I smirk. As if she’s going to throw a rager? Outside of Allegra, Ivy, and Nova, I wonder if Mckenna even has friends. “Fine.”
“And we split cleaning responsibilities. I’ll do?—”
“We have someone for that,” I cut her off. “Eleanor comes two mornings a week.”
“Oh, okay.” Her eyes dart around the kitchen. “Well, I’ll split the cost wi?—”
“What else?” I’m not taking her money for a cleaning service we keep going year-round, whether anyone is living here or not.
Mckenna rolls her lips together. “I guess that’s it. Just, you know, if you’re not going to come home for a stretch of time—like days or weeks—some common decency would be nice. Let me know.” Her voice goes soft and catches at the end.
If I was a decent guy, I’d feel something at the vulnerability she shows. At least something that would hold me back from taunting her. Unfortunately, I’m my father’s son, so definitely not that guy. Placing a hand over my heart, I tilt my head. “Aw, you’d worry?”
Her eyes snap to mine, a faint blush staining her cheeks. “I, uh, well, yeah,” she stutters, unlike herself.
I chuckle, but inside, surprise ripples through me. Would Mckenna care if I disappeared? My vanishing act, inherited from dear old dad, is my specialty. I’ve pulled it off enough times that my bandmates, Mom, and even Jameson don’t bother trying to find me.
Something pulls tight in my chest, and I rub at it, caught off guard by Mckenna’s concern. It’s nice to know someone would notice. That she would give a damn.
“Just, don’t go on any stupid benders and forget to phone in,” she snaps, her annoyance flaring.
Ah, there she is. I exhale, relieved to be back on steady ground.
Sighing, Mckenna adds, “I gotta get to class. We good?” She places her espresso cup in the sink and turns on the faucet.
“We’re good. Just one more thing.”
She quirts dish soap onto a sponge and glances at me over her shoulder.
I point at her, needing to drive this one home. “Stay out of my room and out of the studio.”
The last thing I need is Mckenna wading through my shit, or worse, seeing some of the lyrics and music I write to shake off the silence. It’s something I mess around with in the studio we’ve got downstairs. Since we started renting out space with more equipment, I’ve claimed the one in our brownstone as my haven. My lyrics are nowhere near as good as Derek’s, but they’re a hell of a lot better than when I first started writing.

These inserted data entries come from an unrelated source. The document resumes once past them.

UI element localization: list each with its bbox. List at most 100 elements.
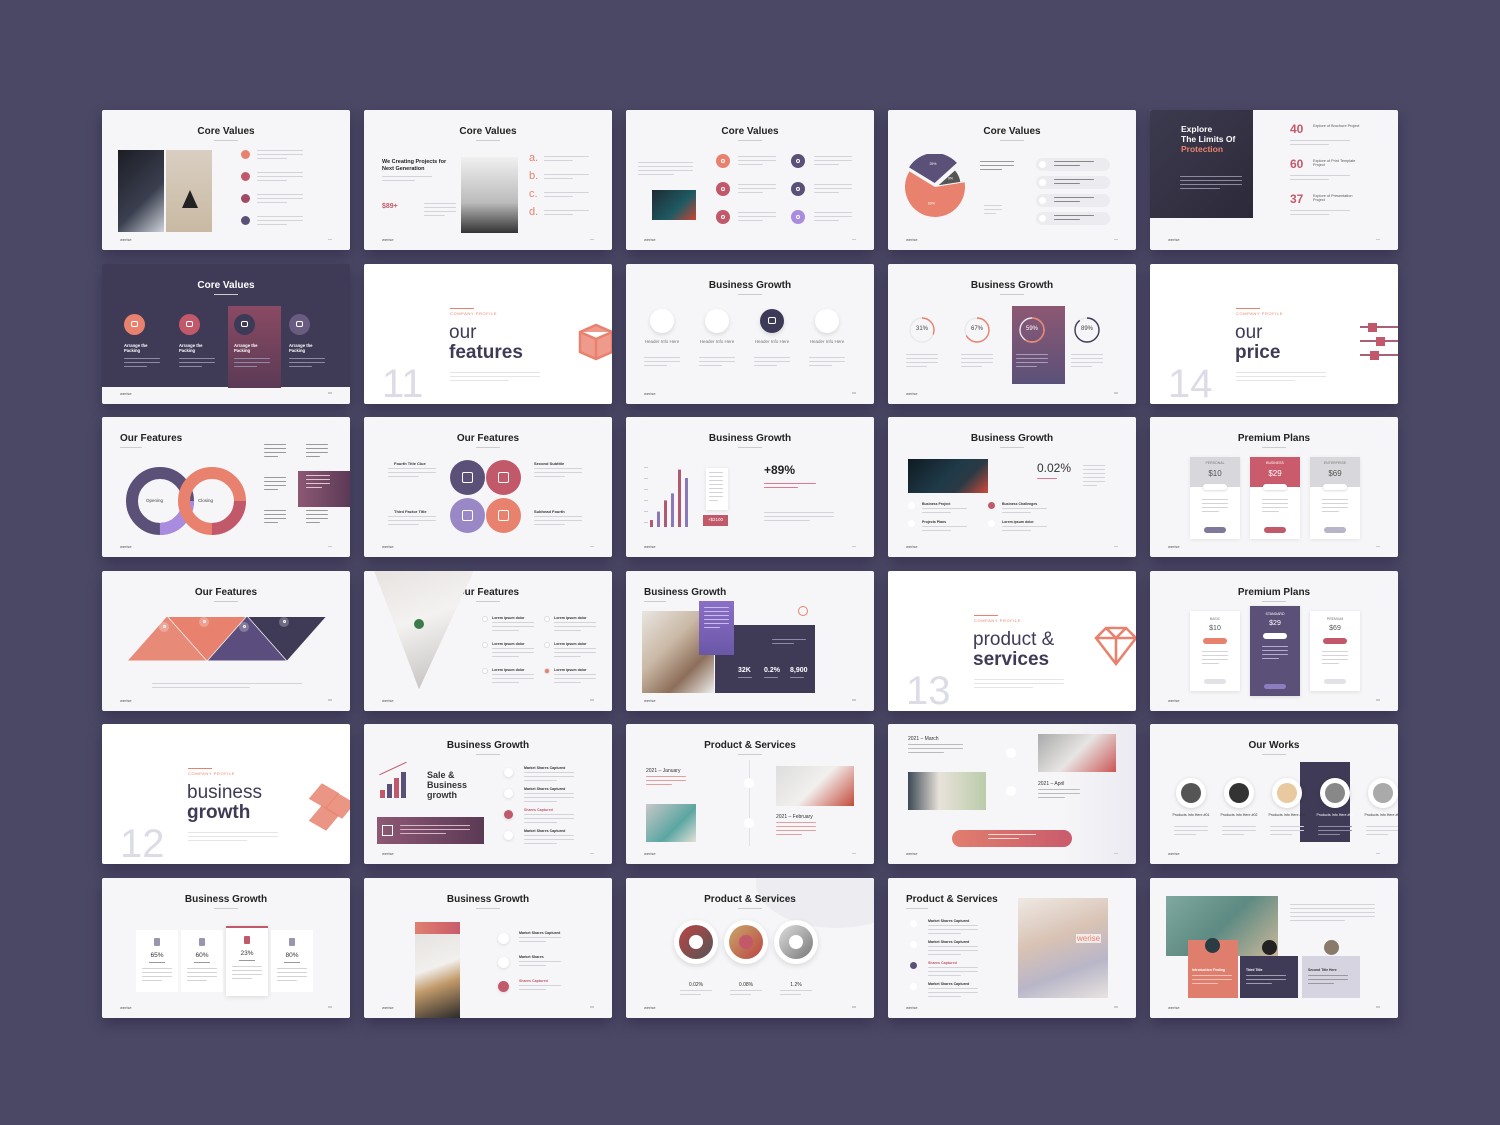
play-icon[interactable] [789,934,803,949]
order-button[interactable] [1264,527,1286,533]
slide-thumbnail[interactable]: Business Growth 0.02% Business Project Busi… [888,417,1136,557]
subtitle-line [476,754,500,756]
step-circle [988,520,995,527]
subtitle-line [1000,447,1024,449]
text-line [764,676,778,678]
page-number [1114,392,1118,394]
slide-thumbnail[interactable]: COMPANY PROFILE business growth 12 [102,724,350,864]
text-line [544,174,589,176]
plan-name: PREMIUM [1326,616,1344,621]
slide-thumbnail[interactable]: Business Growth Sale & Business growth Marke… [364,724,612,864]
icon-glyph [720,158,726,164]
slide-thumbnail[interactable]: COMPANY PROFILE our features 11 [364,263,612,404]
text-line [534,516,582,518]
slide-thumbnail[interactable]: Explore The Limits Of Protection 40 Explore … [1150,110,1398,250]
text-line [738,156,776,158]
page-number [590,699,594,701]
slide-thumbnail[interactable]: Core Values werise [626,110,874,250]
slide-thumbnail[interactable]: Premium Plans PERSONAL $10 BUSINESS $29 ENTER… [1150,417,1398,557]
order-button[interactable] [1264,683,1286,689]
order-button[interactable] [1324,678,1346,684]
slide-thumbnail[interactable]: Core Values werise [102,110,350,250]
item-title: Market Shares Captured [524,829,566,833]
text-line [980,165,1014,167]
slide-thumbnail[interactable]: Product & Services 2021 – January 2021 – F… [626,724,874,864]
text-line [1202,662,1219,664]
slide-title: Core Values [459,126,517,137]
step-circle [1039,161,1046,168]
text-line [1002,512,1032,514]
brand-logo: werise [382,544,394,549]
slide-thumbnail[interactable]: Business Growth 65% 60% 23% 80% werise [102,877,350,1018]
play-icon[interactable] [739,934,753,949]
card-dark [1240,955,1298,998]
text-line [738,212,776,214]
plan-price: $29 [1268,469,1282,478]
brand-logo: werise [906,544,918,549]
office-photo [908,772,986,810]
step-title: Projects Plans [922,520,947,524]
slide-thumbnail[interactable]: Business Growth 31% 67% 59% 89% werise [888,263,1136,404]
brand-logo: werise [644,237,656,242]
icon-label: Header Info Here [644,338,680,344]
growth-icon [798,605,808,616]
text-line [1290,214,1329,216]
text-line [974,682,1064,684]
text-line [289,361,325,363]
slide-thumbnail[interactable]: COMPANY PROFILE product & services 13 [888,570,1136,711]
text-line [1262,649,1288,651]
play-icon[interactable] [689,934,703,949]
chart-svg [1094,626,1136,666]
slide-thumbnail[interactable]: 2021 – March 2021 – April werise [888,724,1136,864]
slide-thumbnail[interactable]: Our Features Fourth Title Clue Third Facto… [364,417,612,557]
slide-thumbnail[interactable]: Business Growth Market Shares Captured Mar… [364,877,612,1018]
brand-logo: werise [1168,697,1180,703]
bar [685,478,688,527]
product-photo [674,919,718,964]
slide-thumbnail[interactable]: Business Growth +$2100 +89% werise [626,417,874,557]
slide-thumbnail[interactable]: Business Growth Header Info Here Header In… [626,263,874,404]
slide-thumbnail[interactable]: Premium Plans BASIC $10 STANDARD $29 PREMIUM $… [1150,570,1398,711]
slide-thumbnail[interactable]: COMPANY PROFILE our price 14 [1150,263,1398,404]
text-line [1192,982,1218,984]
stat-value: 0.02% [688,981,704,988]
subtitle-line [738,293,762,295]
plan-card: STANDARD $29 [1250,605,1300,696]
feature-icon [910,982,917,990]
order-button[interactable] [1204,527,1226,533]
text-line [928,932,961,934]
card-title: Arrange the Packing [179,342,203,353]
text-line [906,357,938,359]
text-line [1202,650,1228,652]
stat-card: 80% [271,929,313,992]
feature-icon [716,182,730,196]
play-icon[interactable] [382,825,393,836]
text-line [152,682,302,684]
slide-thumbnail[interactable]: Our Features Lorem ipsum dolor Lorem ipsum… [364,570,612,711]
slide-thumbnail[interactable]: Our Works Products Info Here #01 Products … [1150,724,1398,864]
text-line [524,793,574,795]
slide-thumbnail[interactable]: Introduction Finding Third Title Second Ti… [1150,877,1398,1018]
slide-thumbnail[interactable]: Our Features werise [102,570,350,711]
text-line [257,172,303,174]
slide-thumbnail[interactable]: Business Growth 32K 0.2% 8,900 werise [626,570,874,711]
slide-thumbnail[interactable]: Product & Services werise Market Shares Ca… [888,877,1136,1018]
icon-glyph [296,320,303,328]
text-line [704,626,721,628]
page-number [1376,545,1380,547]
text-line [306,452,328,454]
slide-thumbnail[interactable]: Core Values We Creating Projects for Next… [364,110,612,250]
order-button[interactable] [1324,527,1346,533]
order-button[interactable] [1204,678,1226,684]
slide-thumbnail[interactable]: Our Features Opening Closing werise [102,417,350,557]
slide-thumbnail[interactable]: Core Values Arrange the Packing Arrange th… [102,263,350,404]
slide-thumbnail[interactable]: Core Values 60% 29% 9% werise [888,110,1136,250]
text-line [519,988,547,990]
slide-thumbnail[interactable]: Product & Services 0.02% 0.08% 1.2% werise [626,877,874,1018]
subtitle-line [738,140,762,142]
brand-logo: werise [1168,851,1180,856]
slide-title: Product & Services [906,893,998,905]
text-line [908,748,963,750]
feature-icon [650,308,674,333]
text-line [1308,978,1348,980]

She snorts and goes back to washing her cup. “No problem.” She places it on the drying rack and wipes her hands across the ass of her jeans. “See you later, Mav.”

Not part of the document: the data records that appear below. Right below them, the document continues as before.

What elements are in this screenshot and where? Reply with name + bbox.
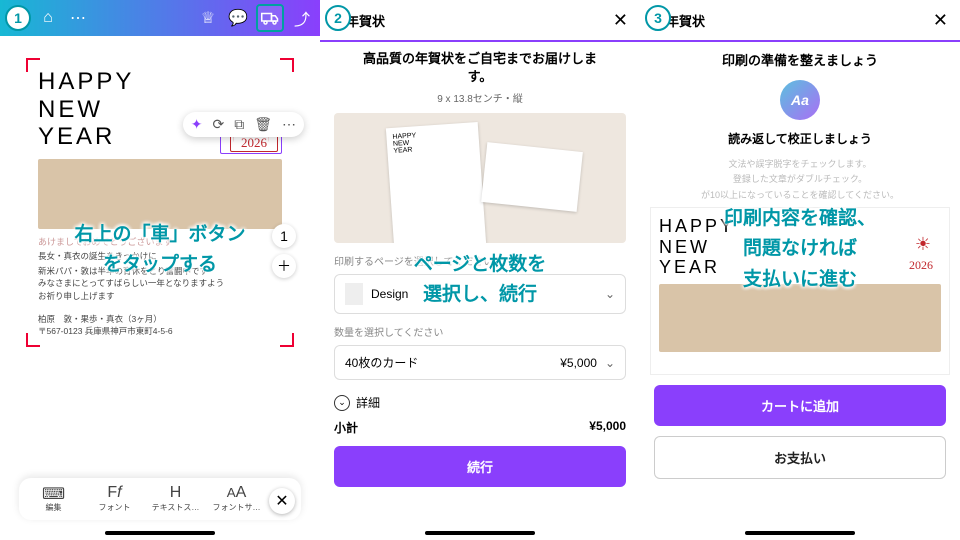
crown-icon[interactable]: ♕ <box>196 6 220 30</box>
text-style-tool[interactable]: Hテキストス… <box>147 484 204 514</box>
close-icon[interactable]: ✕ <box>933 10 948 31</box>
qty-label: 数量を選択してください <box>334 324 626 339</box>
quantity-select[interactable]: 40枚のカード ¥5,000 ⌄ <box>334 345 626 380</box>
more-icon[interactable]: ⋯ <box>66 6 90 30</box>
step-badge-2: 2 <box>325 5 351 31</box>
chevron-down-icon: ⌄ <box>334 395 350 411</box>
rotate-icon[interactable]: ⟳ <box>212 116 224 133</box>
magic-icon[interactable]: ✦ <box>191 116 203 133</box>
sheet-header: ‹ 年賀状 ✕ <box>320 0 640 42</box>
font-tool[interactable]: Ffフォント <box>86 484 143 514</box>
share-icon[interactable]: ⤴ <box>290 6 314 30</box>
home-icon[interactable]: ⌂ <box>36 6 60 30</box>
sheet-title: 年賀状 <box>666 11 933 30</box>
edit-tool[interactable]: ⌨編集 <box>25 484 82 514</box>
lead-text: 印刷の準備を整えましょう <box>654 52 946 70</box>
checkout-button[interactable]: お支払い <box>654 436 946 479</box>
design-canvas[interactable]: HAPPY NEW YEAR 2026 ✦ ⟳ ⧉ 🗑 ⋯ 1 ＋ あけましてお… <box>20 56 300 349</box>
sheet-header: ‹ 年賀状 ✕ <box>640 0 960 42</box>
product-mockup: HAPPYNEWYEAR <box>334 113 626 243</box>
photo-placeholder[interactable] <box>38 159 282 229</box>
continue-button[interactable]: 続行 <box>334 446 626 487</box>
print-truck-icon[interactable] <box>256 4 284 32</box>
close-icon[interactable]: ✕ <box>613 10 628 31</box>
bottom-toolbar: ⌨編集 Ffフォント Hテキストス… AAフォントサ… ✕ <box>19 478 301 520</box>
detail-toggle[interactable]: ⌄ 詳細 <box>334 394 626 411</box>
proofread-desc: 文法や誤字脱字をチェックします。登録した文章がダブルチェック。が10以上になって… <box>654 157 946 203</box>
step-badge-3: 3 <box>645 5 671 31</box>
close-toolbar-button[interactable]: ✕ <box>269 488 295 514</box>
subtotal-row: 小計¥5,000 <box>334 419 626 436</box>
home-indicator <box>105 531 215 535</box>
lead-text: 高品質の年賀状をご自宅までお届けします。 <box>334 50 626 86</box>
dimensions-text: 9 x 13.8センチ・縦 <box>334 90 626 105</box>
trash-icon[interactable]: 🗑 <box>254 116 272 133</box>
home-indicator <box>745 531 855 535</box>
home-indicator <box>425 531 535 535</box>
copy-icon[interactable]: ⧉ <box>234 116 244 133</box>
proofread-title: 読み返して校正しましょう <box>654 130 946 147</box>
element-toolbar: ✦ ⟳ ⧉ 🗑 ⋯ <box>183 112 304 137</box>
comment-icon[interactable]: 💬 <box>226 6 250 30</box>
overflow-icon[interactable]: ⋯ <box>282 116 296 133</box>
proofread-icon: Aa <box>780 80 820 120</box>
add-to-cart-button[interactable]: カートに追加 <box>654 385 946 426</box>
instruction-overlay-1: 右上の「車」ボタンをタップする <box>0 220 320 281</box>
signature[interactable]: 柏原 敦・果歩・真衣（3ヶ月） 〒567-0123 兵庫県神戸市東町4-5-6 <box>38 313 282 337</box>
chevron-down-icon: ⌄ <box>605 356 615 370</box>
editor-topbar: ‹ ⌂ ⋯ ♕ 💬 ⤴ <box>0 0 320 36</box>
instruction-overlay-3: 印刷内容を確認、問題なければ支払いに進む <box>640 204 960 295</box>
instruction-overlay-2: ページと枚数を選択し、続行 <box>320 250 640 311</box>
sheet-title: 年賀状 <box>346 11 613 30</box>
font-size-tool[interactable]: AAフォントサ… <box>208 484 265 514</box>
step-badge-1: 1 <box>5 5 31 31</box>
price-text: ¥5,000 <box>560 356 597 370</box>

She walks out of the kitchen, and I try not to stare at her ass as she moves up the stairs. I fail. Fucking Mckenna is an uptight prude, but damn if she doesn’t have curves.
Shaking my head, I pour myself a bowl of cereal and chomp on it until Mckenna leaves for campus. Then, I dial my brother.

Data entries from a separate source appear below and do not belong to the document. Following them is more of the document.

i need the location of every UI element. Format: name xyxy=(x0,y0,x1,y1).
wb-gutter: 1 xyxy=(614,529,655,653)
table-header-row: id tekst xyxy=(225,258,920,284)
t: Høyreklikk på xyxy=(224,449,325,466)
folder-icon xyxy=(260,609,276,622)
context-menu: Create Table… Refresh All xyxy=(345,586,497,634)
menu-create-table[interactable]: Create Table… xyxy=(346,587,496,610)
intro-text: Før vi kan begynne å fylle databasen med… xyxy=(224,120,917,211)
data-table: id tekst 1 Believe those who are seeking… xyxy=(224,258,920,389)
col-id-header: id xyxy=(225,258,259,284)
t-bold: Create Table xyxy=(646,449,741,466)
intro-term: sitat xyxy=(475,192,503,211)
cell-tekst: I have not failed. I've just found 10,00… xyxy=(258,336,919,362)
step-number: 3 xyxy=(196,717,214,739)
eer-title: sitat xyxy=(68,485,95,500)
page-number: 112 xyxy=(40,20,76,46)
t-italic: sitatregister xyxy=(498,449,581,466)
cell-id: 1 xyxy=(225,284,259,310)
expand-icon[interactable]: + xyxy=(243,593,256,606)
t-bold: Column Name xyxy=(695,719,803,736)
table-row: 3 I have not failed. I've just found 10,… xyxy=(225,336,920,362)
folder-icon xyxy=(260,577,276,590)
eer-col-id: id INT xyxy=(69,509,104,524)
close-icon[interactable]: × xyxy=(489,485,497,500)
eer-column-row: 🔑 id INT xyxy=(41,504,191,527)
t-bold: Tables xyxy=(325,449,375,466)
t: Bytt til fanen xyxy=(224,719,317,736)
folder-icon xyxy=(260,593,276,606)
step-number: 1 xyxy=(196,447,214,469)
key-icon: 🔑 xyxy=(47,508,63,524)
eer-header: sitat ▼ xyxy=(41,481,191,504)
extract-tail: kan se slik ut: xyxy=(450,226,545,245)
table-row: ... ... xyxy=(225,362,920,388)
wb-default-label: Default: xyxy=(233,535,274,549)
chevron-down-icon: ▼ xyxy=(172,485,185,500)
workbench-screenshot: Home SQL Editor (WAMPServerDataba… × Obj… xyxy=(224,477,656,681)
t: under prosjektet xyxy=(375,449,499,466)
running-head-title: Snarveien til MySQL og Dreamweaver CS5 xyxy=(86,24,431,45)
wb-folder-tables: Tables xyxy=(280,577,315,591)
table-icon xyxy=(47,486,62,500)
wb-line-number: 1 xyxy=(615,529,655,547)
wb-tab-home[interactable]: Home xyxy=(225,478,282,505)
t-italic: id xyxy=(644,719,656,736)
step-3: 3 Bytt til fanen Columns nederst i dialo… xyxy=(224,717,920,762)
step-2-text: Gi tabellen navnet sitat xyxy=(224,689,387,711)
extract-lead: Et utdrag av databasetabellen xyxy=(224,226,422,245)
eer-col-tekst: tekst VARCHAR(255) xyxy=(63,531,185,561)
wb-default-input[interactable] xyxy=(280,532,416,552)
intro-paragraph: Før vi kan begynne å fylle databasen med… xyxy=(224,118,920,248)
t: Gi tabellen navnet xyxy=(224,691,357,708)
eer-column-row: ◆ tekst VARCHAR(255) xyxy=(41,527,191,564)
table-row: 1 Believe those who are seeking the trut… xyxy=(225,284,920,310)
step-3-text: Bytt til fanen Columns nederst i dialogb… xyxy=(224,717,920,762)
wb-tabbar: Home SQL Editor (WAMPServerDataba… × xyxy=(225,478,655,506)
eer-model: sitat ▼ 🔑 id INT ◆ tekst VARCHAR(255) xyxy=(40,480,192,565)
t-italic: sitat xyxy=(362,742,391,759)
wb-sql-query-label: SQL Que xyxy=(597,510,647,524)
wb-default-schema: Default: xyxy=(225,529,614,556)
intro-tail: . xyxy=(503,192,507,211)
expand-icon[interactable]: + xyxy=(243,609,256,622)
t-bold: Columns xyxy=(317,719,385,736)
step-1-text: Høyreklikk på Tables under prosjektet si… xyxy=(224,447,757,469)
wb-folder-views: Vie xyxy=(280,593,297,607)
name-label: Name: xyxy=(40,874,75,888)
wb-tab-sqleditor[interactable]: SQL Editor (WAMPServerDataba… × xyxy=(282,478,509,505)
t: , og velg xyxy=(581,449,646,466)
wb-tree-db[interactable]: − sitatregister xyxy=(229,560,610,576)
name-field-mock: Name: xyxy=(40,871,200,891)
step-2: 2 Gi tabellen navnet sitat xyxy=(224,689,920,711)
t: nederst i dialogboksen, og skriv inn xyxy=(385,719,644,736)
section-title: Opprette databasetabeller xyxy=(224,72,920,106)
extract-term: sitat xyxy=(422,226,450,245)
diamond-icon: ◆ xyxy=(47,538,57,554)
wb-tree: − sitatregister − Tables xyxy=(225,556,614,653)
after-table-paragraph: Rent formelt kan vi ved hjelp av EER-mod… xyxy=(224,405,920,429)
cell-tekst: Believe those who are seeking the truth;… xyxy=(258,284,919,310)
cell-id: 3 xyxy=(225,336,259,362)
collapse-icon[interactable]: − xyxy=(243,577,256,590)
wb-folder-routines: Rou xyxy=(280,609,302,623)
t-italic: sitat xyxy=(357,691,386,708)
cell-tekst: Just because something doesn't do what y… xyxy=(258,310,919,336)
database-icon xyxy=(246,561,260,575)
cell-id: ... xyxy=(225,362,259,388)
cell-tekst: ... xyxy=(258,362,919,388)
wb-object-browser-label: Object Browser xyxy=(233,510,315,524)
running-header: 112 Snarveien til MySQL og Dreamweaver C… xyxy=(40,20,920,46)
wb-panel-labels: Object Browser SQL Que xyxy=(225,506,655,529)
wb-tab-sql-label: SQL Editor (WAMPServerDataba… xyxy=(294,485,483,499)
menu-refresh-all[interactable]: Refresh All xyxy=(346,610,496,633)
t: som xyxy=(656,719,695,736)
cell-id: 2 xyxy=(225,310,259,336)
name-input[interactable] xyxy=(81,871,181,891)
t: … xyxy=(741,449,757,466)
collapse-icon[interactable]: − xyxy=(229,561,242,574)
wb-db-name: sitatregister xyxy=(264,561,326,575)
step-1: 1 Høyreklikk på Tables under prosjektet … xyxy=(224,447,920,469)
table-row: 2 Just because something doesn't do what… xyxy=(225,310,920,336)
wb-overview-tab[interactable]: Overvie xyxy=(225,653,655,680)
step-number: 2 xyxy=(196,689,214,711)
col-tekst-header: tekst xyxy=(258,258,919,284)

“No,” he answers on the first ring.
“No, what?” I say around a mouthful of Cinnamon Toast Crunch.
“No, I don’t want to hear you bitch about Mckenna Byrne.”
“You knew?” I accuse.
Jameson sighs. “Of course, I knew. I texted you twice.”
“I lost my phone in Costa Rica.”
“Shocking.”
“Took me a minute to replace it.”
“Right,” Jameson agrees, used to my bullshit. “Well, make sure you don’t lose it again. We may have a few months to dick around, but when it’s time to record, you need to be accessible.”
I mutter a swear word but don’t respond.
When I go off the grid, I’m unreachable. And, as my brother likes to remind me, it usually bites me in the ass. At least this time, it didn’t cut into band time. After our last tour, we earned a handful of months off, and I thoroughly enjoyed mine.
“Too bad, or you would’ve known Mckenna was moving in,” Jameson says, right on cue.
“Yeah,” I mumble, knowing I’m not going to get any sympathy from him.
Nope, as far as everyone is concerned, Mckenna Byrne is an ambitious, hardworking, thoughtful delight.
Too bad she’s also a thorn in my fucking side.